Heureusement qu'une poignée d'images illustrent cet aperçu, faute de quoi expliquer à quoi ressemble Black Knight Sword serait une cruelle gageure. Mélange plus qu'improbable entre les classiques de l'action et de la plate-forme en 2D des années 80 et d'un théâtre pour enfants à la japonaise (avec une touche d'animation déglinguée à la Terrry Gilliam), le titre de Grasshoper épouse à la perfection la mouvance initiée par des titres comme Dishwasher et sa suite. Les premières minutes du jeu y font d'ailleurs rapidement penser. Dans une chambre un peu glauque, ce qui ressemble à une marionnette sans marionnettiste gît jusqu'à ce que l'on finisse par l'animer pour la guider vers une armure de chevalier noir. Par la fenêtre, on aperçoit de mornes enseignes au néon, du genre de celles que l'on trouverait dans un quartier chaud un peu cradingue. Le parti pris artistique de Black Knight Sword est surprenant. Tout semble sortir d'un théâtre de papier et de carton. L'arrière-plan est plat, animé a minima, parfois par des créatures qui ne sont que des formes découpées plantées sur des tiges. L'environnement se métamorphose fréquemment, de la chambre, on passe à la forêt, de la forêt à la ville...
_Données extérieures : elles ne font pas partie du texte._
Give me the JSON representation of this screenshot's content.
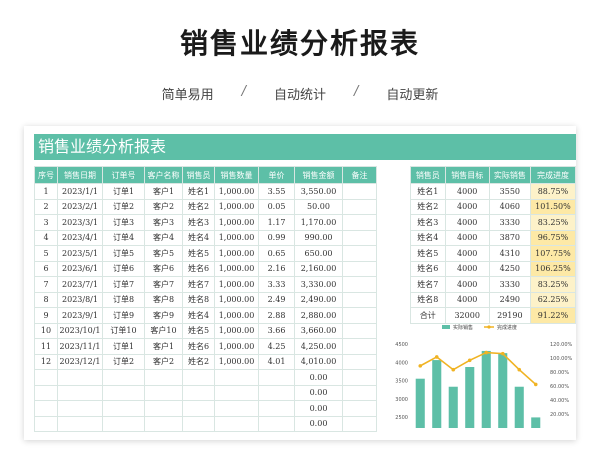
{
  "title": "销售业绩分析报表",
  "subtitle": [
    "简单易用",
    "自动统计",
    "自动更新"
  ],
  "subtitle_sep": "/",
  "sheet_title": "销售业绩分析报表",
  "main_headers": [
    "序号",
    "销售日期",
    "订单号",
    "客户名称",
    "销售员",
    "销售数量",
    "单价",
    "销售金额",
    "备注"
  ],
  "main_rows": [
    [
      "1",
      "2023/1/1",
      "订单1",
      "客户1",
      "姓名1",
      "1,000.00",
      "3.55",
      "3,550.00",
      ""
    ],
    [
      "2",
      "2023/2/1",
      "订单2",
      "客户2",
      "姓名2",
      "1,000.00",
      "0.05",
      "50.00",
      ""
    ],
    [
      "3",
      "2023/3/1",
      "订单3",
      "客户3",
      "姓名3",
      "1,000.00",
      "1.17",
      "1,170.00",
      ""
    ],
    [
      "4",
      "2023/4/1",
      "订单4",
      "客户4",
      "姓名4",
      "1,000.00",
      "0.99",
      "990.00",
      ""
    ],
    [
      "5",
      "2023/5/1",
      "订单5",
      "客户5",
      "姓名5",
      "1,000.00",
      "0.65",
      "650.00",
      ""
    ],
    [
      "6",
      "2023/6/1",
      "订单6",
      "客户6",
      "姓名6",
      "1,000.00",
      "2.16",
      "2,160.00",
      ""
    ],
    [
      "7",
      "2023/7/1",
      "订单7",
      "客户7",
      "姓名7",
      "1,000.00",
      "3.33",
      "3,330.00",
      ""
    ],
    [
      "8",
      "2023/8/1",
      "订单8",
      "客户8",
      "姓名8",
      "1,000.00",
      "2.49",
      "2,490.00",
      ""
    ],
    [
      "9",
      "2023/9/1",
      "订单9",
      "客户9",
      "姓名4",
      "1,000.00",
      "2.88",
      "2,880.00",
      ""
    ],
    [
      "10",
      "2023/10/1",
      "订单10",
      "客户10",
      "姓名5",
      "1,000.00",
      "3.66",
      "3,660.00",
      ""
    ],
    [
      "11",
      "2023/11/1",
      "订单1",
      "客户1",
      "姓名6",
      "1,000.00",
      "4.25",
      "4,250.00",
      ""
    ],
    [
      "12",
      "2023/12/1",
      "订单2",
      "客户2",
      "姓名2",
      "1,000.00",
      "4.01",
      "4,010.00",
      ""
    ],
    [
      "",
      "",
      "",
      "",
      "",
      "",
      "",
      "0.00",
      ""
    ],
    [
      "",
      "",
      "",
      "",
      "",
      "",
      "",
      "0.00",
      ""
    ],
    [
      "",
      "",
      "",
      "",
      "",
      "",
      "",
      "0.00",
      ""
    ],
    [
      "",
      "",
      "",
      "",
      "",
      "",
      "",
      "0.00",
      ""
    ]
  ],
  "side_headers": [
    "销售员",
    "销售目标",
    "实际销售",
    "完成进度"
  ],
  "side_rows": [
    [
      "姓名1",
      "4000",
      "3550",
      "88.75%"
    ],
    [
      "姓名2",
      "4000",
      "4060",
      "101.50%"
    ],
    [
      "姓名3",
      "4000",
      "3330",
      "83.25%"
    ],
    [
      "姓名4",
      "4000",
      "3870",
      "96.75%"
    ],
    [
      "姓名5",
      "4000",
      "4310",
      "107.75%"
    ],
    [
      "姓名6",
      "4000",
      "4250",
      "106.25%"
    ],
    [
      "姓名7",
      "4000",
      "3330",
      "83.25%"
    ],
    [
      "姓名8",
      "4000",
      "2490",
      "62.25%"
    ],
    [
      "合计",
      "32000",
      "29190",
      "91.22%"
    ]
  ],
  "chart_data": {
    "type": "bar",
    "categories": [
      "姓名1",
      "姓名2",
      "姓名3",
      "姓名4",
      "姓名5",
      "姓名6",
      "姓名7",
      "姓名8"
    ],
    "series": [
      {
        "name": "实际销售",
        "type": "bar",
        "axis": "left",
        "values": [
          3550,
          4060,
          3330,
          3870,
          4310,
          4250,
          3330,
          2490
        ]
      },
      {
        "name": "完成进度",
        "type": "line",
        "axis": "right",
        "values": [
          88.75,
          101.5,
          83.25,
          96.75,
          107.75,
          106.25,
          83.25,
          62.25
        ]
      }
    ],
    "y_left": {
      "min": 0,
      "max": 4500,
      "ticks": [
        "4500",
        "4000",
        "3500",
        "3000",
        "2500"
      ]
    },
    "y_right": {
      "min": 0,
      "max": 120,
      "ticks": [
        "120.00%",
        "100.00%",
        "80.00%",
        "60.00%",
        "40.00%",
        "20.00%"
      ]
    },
    "legend_position": "top",
    "colors": {
      "bar": "#5dbfa7",
      "line": "#f0b323"
    }
  }
}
Le héros lui-même ainsi que ses adversaires, qui luttent pour on ne sait quelle raison, ne sont que d'étranges marionnettes aux mouvements dérangeants. Ce qui n'empêchera pas ce chevalier improvisé qui se trimballe l'épée à la main de massacrer tout ce qu'il croise dans une gerbe de sang, collectant les coeurs sanguinolents laissés par ses ennemis. Des coeurs que l'on trouvera également dans... des micro-ondes géants. Barrés chez Grasshoper ? Pensez-vous. Imaginez donc que vous combattrez des créatures aussi surprenantes que des formes « patatoïdes », des loups qui traversent l'écran en bondissant comme des jouets manipulés par un enfant, que vous trouverez une boutique pour acheter de nouveaux items dans une cage à oiseaux posée sur une jambe ou que le premier boss sera le croisement d'une pomme de terre et d'un visage de mort engoncé dans une armure et là vous saurez ce que barré signifie.
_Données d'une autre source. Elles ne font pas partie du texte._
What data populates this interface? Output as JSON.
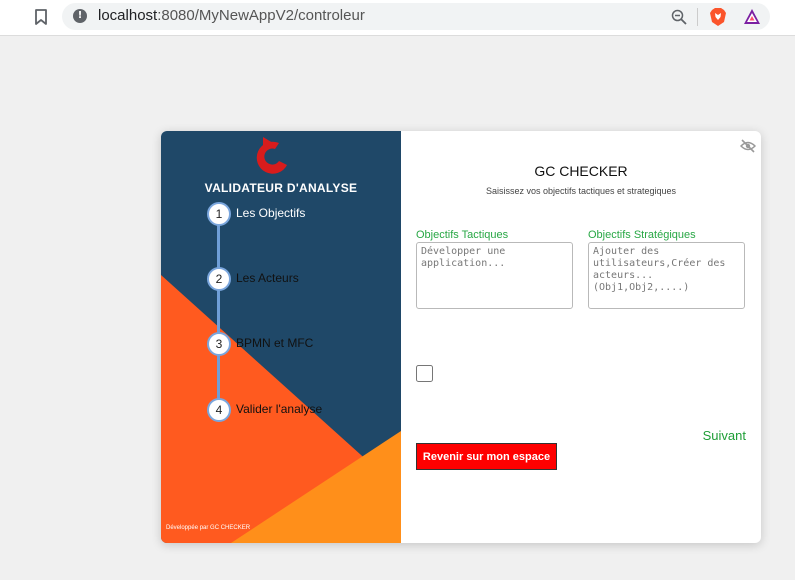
{
  "browser": {
    "url_host": "localhost",
    "url_path": ":8080/MyNewAppV2/controleur",
    "icons": {
      "bookmark": "bookmark-icon",
      "info": "info-icon",
      "zoom": "zoom-out-icon",
      "brave": "brave-shield-icon",
      "rewards": "brave-rewards-icon"
    }
  },
  "sidebar": {
    "title": "VALIDATEUR D'ANALYSE",
    "steps": [
      {
        "number": "1",
        "label": "Les Objectifs"
      },
      {
        "number": "2",
        "label": "Les Acteurs"
      },
      {
        "number": "3",
        "label": "BPMN et MFC"
      },
      {
        "number": "4",
        "label": "Valider l'analyse"
      }
    ],
    "footer_note": "Développée  par GC CHECKER",
    "colors": {
      "dark_blue": "#1f4868",
      "orange": "#ff5a1f",
      "light_orange": "#ff8f1a"
    }
  },
  "form": {
    "title": "GC CHECKER",
    "subtitle": "Saisissez vos objectifs tactiques et strategiques",
    "tactical": {
      "label": "Objectifs Tactiques",
      "placeholder": "Développer une application..."
    },
    "strategic": {
      "label": "Objectifs Stratégiques",
      "placeholder": "Ajouter des utilisateurs,Créer des acteurs...(Obj1,Obj2,....)"
    },
    "checkbox_checked": false,
    "next_label": "Suivant",
    "back_label": "Revenir sur mon espace",
    "colors": {
      "accent_green": "#28a745",
      "danger_red": "#ff0000"
    }
  }
}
Simple, Black Knight Sword est un pur retour aux bases du gameplay, on avance en massacrant ce qui se présente et on enfile les séquences de plates-formes, aidé en cela par une autre créature sortie d'une imagination tordue, une sorte d'esprit qui se matérialise lorsque l'on effectue un double-saut, comme si c'était elle qui nous donnait un coup de pouce pour prolonger notre envol. Simpliste certes, mais foutrement hypnotique et surtout intrigant, Black Knight Sword a tout du trip un peu sordide dont on n'a même pas envie de sortir. Grande est l'envie de mettre les mains sur cet ovni qui sortira si tout se passe bien cet hiver.
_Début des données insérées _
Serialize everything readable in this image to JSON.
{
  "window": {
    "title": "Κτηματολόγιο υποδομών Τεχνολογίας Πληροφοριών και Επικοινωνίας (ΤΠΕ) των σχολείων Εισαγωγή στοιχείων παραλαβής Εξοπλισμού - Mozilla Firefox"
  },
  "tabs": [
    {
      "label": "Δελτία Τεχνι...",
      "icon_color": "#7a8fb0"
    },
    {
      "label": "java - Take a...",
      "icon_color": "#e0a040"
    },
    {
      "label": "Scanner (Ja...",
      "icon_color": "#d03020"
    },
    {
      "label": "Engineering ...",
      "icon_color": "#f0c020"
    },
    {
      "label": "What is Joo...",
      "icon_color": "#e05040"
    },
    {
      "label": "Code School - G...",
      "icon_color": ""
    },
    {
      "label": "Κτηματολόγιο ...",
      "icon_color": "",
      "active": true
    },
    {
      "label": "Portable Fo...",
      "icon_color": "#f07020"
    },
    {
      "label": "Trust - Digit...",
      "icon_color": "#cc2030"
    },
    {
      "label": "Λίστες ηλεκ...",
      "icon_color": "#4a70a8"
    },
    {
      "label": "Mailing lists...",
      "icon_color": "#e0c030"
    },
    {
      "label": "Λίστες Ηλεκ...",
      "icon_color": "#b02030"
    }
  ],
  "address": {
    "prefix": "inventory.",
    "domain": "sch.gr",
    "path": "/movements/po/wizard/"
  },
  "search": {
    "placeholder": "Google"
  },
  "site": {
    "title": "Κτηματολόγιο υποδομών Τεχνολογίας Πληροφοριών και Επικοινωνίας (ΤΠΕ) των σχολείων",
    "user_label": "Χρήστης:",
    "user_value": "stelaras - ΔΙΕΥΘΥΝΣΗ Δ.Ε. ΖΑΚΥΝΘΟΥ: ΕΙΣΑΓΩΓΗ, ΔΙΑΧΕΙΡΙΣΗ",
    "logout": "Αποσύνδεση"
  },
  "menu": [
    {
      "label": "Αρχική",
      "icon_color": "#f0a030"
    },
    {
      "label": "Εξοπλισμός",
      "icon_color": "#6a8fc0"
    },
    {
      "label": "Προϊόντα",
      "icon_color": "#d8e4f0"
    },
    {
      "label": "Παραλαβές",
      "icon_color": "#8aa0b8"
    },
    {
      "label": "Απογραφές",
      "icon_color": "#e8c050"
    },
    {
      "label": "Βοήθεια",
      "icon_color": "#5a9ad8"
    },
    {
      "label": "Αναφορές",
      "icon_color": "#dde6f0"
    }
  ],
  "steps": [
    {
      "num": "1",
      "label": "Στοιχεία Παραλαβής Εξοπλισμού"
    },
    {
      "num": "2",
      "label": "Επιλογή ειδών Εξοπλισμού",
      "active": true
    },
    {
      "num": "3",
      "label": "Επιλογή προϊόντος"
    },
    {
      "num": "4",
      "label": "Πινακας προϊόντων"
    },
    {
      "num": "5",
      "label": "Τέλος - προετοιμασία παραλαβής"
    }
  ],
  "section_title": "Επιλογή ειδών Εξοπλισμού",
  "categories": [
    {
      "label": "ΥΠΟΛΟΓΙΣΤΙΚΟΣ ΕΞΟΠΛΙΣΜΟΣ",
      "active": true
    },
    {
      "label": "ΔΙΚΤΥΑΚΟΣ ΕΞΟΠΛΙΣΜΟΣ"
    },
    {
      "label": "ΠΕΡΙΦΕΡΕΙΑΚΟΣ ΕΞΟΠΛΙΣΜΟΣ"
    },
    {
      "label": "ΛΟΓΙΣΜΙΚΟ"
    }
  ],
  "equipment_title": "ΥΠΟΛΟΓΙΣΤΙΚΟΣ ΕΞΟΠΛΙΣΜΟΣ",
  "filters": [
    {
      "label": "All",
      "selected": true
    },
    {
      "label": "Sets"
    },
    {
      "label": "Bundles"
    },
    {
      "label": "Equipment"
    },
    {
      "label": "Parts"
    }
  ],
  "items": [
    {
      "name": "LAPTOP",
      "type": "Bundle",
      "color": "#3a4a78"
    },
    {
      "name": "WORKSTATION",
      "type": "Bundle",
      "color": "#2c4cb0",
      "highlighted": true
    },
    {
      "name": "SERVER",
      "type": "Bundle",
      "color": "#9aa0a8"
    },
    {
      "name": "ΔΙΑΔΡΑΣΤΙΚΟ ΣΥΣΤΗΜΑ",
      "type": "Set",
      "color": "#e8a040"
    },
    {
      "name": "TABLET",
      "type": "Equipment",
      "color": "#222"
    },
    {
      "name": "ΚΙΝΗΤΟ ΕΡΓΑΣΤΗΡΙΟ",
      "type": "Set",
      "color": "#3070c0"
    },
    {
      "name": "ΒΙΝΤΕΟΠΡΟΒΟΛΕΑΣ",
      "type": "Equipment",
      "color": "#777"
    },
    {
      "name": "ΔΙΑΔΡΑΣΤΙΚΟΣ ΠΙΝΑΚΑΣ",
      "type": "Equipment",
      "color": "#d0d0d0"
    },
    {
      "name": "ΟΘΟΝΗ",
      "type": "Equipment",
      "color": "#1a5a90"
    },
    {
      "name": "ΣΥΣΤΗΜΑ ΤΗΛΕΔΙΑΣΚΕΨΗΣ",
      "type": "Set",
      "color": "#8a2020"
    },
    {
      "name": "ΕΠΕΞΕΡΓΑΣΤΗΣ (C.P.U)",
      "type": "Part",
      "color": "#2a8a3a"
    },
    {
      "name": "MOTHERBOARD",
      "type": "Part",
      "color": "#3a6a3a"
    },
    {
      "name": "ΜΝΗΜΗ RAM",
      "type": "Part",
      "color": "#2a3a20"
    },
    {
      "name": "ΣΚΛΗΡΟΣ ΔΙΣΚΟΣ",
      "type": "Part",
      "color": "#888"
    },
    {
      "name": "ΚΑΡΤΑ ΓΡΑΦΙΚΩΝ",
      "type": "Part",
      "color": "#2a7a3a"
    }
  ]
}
On espère évidemment pouvoir vérifier le plus vite possible que Black Knight Sword n'est pas qu'une très, très jolie coquille intello-conceptuelle et que le reste du contenu du jeu saura se montrer à la hauteur. En attendant, il se dégage de ce titre sorti de l'usine de Grasshoper une attirance sordide, inquiétante, envoûtante, le truc en plus qui fait que. Nous sommes emballés.